コーヒー飲料の容器市場動向
コーヒー飲料用の容器市場に業界の注目が集まっている。特に①コンビニのカウンターコーヒー市場の急拡大に伴う「カウンター飲料」に最適な容器開発②缶コーヒーのアルミ缶化―といった流れが進んでいる。
2012年までカウンターコーヒーは一部のコンビニの展開にとどまり、市場規模は大きくなかった。しかし、2013年にセブン―イレブンが全店導入を発表して以降、同年のカウンターコーヒー市場は6億9500万杯にまで拡大したと推計される。カップ需要量でみると、コーヒーチェーン店が5億個、ファストフード店が11億個とみられる。使い捨て容器の市場としてみれば、コンビニのカウンターコーヒーはコーヒーチェーン店を上回る規模にまで拡大している。
コンビニのカウンターコーヒーにはコールド品とホット品とがあり、コールド品にはプラスチック容器、ホット品には紙カップが使用されている。紙カップは断熱性のあるカップが用いられ、自動販売機の紙カップとは外観も異なる。多くのコンビニでは凹凸のあるエンボス形状の断熱カップが使用されているが、中には発泡断熱カップも採用されている。いずれも熱さを感じにくいように設計されている。セブン―イレブンではエンボス形状の断熱カップが主体であるが、四国・九州では発泡断熱カップも使用されている。

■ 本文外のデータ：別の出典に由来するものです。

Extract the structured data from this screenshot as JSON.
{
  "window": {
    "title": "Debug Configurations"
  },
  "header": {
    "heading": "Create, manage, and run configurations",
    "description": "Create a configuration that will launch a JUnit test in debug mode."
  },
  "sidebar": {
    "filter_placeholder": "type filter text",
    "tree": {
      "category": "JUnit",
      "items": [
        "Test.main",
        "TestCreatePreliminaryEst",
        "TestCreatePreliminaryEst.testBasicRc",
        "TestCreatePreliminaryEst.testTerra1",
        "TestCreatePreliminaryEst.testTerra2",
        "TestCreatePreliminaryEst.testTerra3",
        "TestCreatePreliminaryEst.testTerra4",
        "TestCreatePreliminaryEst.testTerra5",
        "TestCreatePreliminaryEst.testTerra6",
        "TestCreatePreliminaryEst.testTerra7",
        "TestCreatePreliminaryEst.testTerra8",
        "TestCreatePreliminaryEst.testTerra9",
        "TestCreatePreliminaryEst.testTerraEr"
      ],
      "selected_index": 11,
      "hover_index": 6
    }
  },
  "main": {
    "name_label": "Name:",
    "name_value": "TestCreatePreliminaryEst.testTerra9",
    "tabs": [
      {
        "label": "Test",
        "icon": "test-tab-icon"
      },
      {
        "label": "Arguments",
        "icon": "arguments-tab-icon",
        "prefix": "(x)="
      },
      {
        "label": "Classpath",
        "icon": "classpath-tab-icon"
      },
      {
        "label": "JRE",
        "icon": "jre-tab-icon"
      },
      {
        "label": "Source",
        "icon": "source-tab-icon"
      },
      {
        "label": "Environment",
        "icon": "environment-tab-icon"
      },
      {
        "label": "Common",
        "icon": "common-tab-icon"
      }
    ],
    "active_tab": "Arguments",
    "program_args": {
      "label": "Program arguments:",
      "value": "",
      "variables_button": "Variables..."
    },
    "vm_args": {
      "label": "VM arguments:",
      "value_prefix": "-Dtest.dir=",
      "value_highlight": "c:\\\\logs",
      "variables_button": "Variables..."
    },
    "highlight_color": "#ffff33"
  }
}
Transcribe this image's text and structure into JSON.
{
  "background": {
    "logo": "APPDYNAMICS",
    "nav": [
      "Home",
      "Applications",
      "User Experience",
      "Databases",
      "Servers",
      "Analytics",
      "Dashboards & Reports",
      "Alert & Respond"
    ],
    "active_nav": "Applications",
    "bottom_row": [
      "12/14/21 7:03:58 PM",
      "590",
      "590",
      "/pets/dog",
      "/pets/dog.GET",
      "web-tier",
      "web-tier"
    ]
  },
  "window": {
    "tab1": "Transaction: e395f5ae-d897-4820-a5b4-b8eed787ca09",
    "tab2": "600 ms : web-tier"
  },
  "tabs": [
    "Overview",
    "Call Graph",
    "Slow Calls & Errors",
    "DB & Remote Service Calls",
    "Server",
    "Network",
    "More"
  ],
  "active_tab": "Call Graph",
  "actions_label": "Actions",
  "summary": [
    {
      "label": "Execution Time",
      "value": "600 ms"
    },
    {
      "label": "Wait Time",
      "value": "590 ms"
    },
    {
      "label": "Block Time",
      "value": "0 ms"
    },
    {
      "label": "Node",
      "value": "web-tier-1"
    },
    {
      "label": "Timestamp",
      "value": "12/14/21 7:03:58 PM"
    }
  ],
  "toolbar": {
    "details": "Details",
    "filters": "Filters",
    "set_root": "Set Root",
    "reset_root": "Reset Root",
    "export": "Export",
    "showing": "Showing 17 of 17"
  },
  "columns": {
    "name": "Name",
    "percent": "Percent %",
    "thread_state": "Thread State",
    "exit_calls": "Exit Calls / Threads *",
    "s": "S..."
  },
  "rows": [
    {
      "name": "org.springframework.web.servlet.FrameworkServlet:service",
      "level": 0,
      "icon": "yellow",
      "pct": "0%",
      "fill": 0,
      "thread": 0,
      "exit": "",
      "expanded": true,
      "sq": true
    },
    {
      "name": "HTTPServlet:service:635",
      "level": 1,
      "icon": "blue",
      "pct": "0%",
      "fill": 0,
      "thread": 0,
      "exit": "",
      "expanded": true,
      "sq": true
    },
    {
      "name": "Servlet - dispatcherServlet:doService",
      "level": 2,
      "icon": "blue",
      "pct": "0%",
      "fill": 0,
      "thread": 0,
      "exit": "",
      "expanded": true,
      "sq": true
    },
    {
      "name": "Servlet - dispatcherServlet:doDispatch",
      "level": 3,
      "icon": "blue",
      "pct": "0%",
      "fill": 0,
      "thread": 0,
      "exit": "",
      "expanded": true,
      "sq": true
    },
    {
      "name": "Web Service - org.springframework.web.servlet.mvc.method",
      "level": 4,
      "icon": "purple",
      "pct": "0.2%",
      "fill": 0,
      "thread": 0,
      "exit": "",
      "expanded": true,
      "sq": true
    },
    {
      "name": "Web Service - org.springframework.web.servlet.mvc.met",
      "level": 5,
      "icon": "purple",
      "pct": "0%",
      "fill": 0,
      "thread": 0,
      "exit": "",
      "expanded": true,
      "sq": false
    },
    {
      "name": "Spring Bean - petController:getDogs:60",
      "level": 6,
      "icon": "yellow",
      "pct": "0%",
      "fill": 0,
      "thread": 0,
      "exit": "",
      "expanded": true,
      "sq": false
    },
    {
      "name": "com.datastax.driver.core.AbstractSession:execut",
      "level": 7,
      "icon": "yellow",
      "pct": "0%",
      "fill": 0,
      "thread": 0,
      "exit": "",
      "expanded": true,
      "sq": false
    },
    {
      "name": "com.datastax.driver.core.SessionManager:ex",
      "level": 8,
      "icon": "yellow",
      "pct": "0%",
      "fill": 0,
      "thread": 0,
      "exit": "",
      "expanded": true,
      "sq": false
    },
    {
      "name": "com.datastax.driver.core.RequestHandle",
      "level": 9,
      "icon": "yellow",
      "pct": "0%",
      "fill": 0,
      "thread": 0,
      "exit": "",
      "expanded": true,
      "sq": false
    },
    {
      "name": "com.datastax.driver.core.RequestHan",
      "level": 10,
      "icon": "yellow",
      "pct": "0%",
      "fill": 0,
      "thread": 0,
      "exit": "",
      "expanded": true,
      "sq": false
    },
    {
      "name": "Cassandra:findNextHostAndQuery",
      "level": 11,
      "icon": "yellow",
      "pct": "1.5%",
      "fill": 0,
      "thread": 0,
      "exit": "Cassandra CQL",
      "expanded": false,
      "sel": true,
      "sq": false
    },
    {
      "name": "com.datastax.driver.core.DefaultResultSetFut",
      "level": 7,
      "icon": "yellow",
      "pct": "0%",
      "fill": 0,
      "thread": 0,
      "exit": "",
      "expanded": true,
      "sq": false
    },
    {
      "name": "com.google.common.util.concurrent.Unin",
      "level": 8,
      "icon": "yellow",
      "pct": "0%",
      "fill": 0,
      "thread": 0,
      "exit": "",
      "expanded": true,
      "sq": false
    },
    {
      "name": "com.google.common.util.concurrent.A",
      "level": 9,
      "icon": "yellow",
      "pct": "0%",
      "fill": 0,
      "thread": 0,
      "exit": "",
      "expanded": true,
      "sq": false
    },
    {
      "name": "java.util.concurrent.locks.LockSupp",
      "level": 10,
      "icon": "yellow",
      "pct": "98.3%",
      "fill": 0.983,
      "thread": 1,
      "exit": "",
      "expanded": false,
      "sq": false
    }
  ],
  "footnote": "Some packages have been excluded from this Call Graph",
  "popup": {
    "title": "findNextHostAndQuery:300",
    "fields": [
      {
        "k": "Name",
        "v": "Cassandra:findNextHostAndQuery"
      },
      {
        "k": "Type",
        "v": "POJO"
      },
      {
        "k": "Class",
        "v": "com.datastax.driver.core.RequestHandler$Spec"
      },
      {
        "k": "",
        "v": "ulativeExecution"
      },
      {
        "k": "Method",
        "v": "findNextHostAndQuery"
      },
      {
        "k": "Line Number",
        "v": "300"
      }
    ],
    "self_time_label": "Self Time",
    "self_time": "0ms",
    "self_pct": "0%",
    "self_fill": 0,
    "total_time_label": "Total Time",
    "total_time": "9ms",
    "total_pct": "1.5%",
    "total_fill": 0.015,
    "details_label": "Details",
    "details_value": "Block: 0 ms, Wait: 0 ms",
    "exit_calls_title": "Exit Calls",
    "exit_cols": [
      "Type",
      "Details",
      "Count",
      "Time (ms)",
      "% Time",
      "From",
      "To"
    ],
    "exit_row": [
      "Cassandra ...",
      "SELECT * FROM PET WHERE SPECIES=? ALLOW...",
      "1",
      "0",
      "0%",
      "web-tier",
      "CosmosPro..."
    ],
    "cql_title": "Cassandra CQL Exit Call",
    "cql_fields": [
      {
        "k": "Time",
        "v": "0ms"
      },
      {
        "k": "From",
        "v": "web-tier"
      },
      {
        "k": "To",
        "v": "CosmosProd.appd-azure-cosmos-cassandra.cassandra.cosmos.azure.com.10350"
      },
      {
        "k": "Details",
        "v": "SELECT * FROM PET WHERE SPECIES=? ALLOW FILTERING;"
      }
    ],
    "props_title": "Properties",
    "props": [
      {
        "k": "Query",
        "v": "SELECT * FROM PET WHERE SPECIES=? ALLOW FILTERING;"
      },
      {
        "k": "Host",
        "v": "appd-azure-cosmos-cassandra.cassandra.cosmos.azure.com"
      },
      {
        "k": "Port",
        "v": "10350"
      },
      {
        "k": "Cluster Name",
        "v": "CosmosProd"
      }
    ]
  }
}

カウンターコーヒーの成功を背景に、コンビニ各社は新たなカウンター飲料ビジネスの立ち上げを検討しているとされる。一部のコンビニではすでに、ミルク入りコーヒーや紅茶などが追加されている。また、生ビールを提供する案も検討されているようだ。こうした動きを受け、容器メーカーにはカウンター飲料に最適な容器開発を急ぐ必要があるとする企業もある。
缶コーヒーを容器形状別にみると、プルタブの付いた金属缶とキャップの付いた金属缶に大別される。キャップ付き金属缶のほとんどはアルミ缶が用いられており、プルタブの缶コーヒー用容器では長らくスチール缶が主に使用されてきたが、現在はアルミ缶の採用が進んでいる。これは鉄鉱石価格の高騰を受け、コーヒー飲料メーカーが鉄よりも比較的価格の安定しているアルミの採用にシフトしていることが影響している。
現在、プルタブ付き缶コーヒーの中でもブラックコーヒーでアルミ缶化が進み、2014年以降にはミルク入りコーヒーでもアルミ缶が採用される機運が高まっている。ミルク入りコーヒーでスチール缶が使用されてきたのは、缶へのコーヒー充?・封止後に殺菌処理工程が必要となるためだが、アルミ缶でも殺菌処理工程への対応を可能にしたことから、ミルク入りコーヒーでもアルミ缶の使用が可能となった。
飲料メーカー各社の缶コーヒーのアルミ缶化への取り組みには温度差がある。コーヒー飲料メーカー3社が積極的にアルミ缶化を進める一方、他のコーヒー飲料メーカーは様子をうかがう状態にある。しかし、スチール缶材コストの高止まりが今後も見込まれるため、先行3社の展開が奏功すれば他のメーカーも追随すると推測される。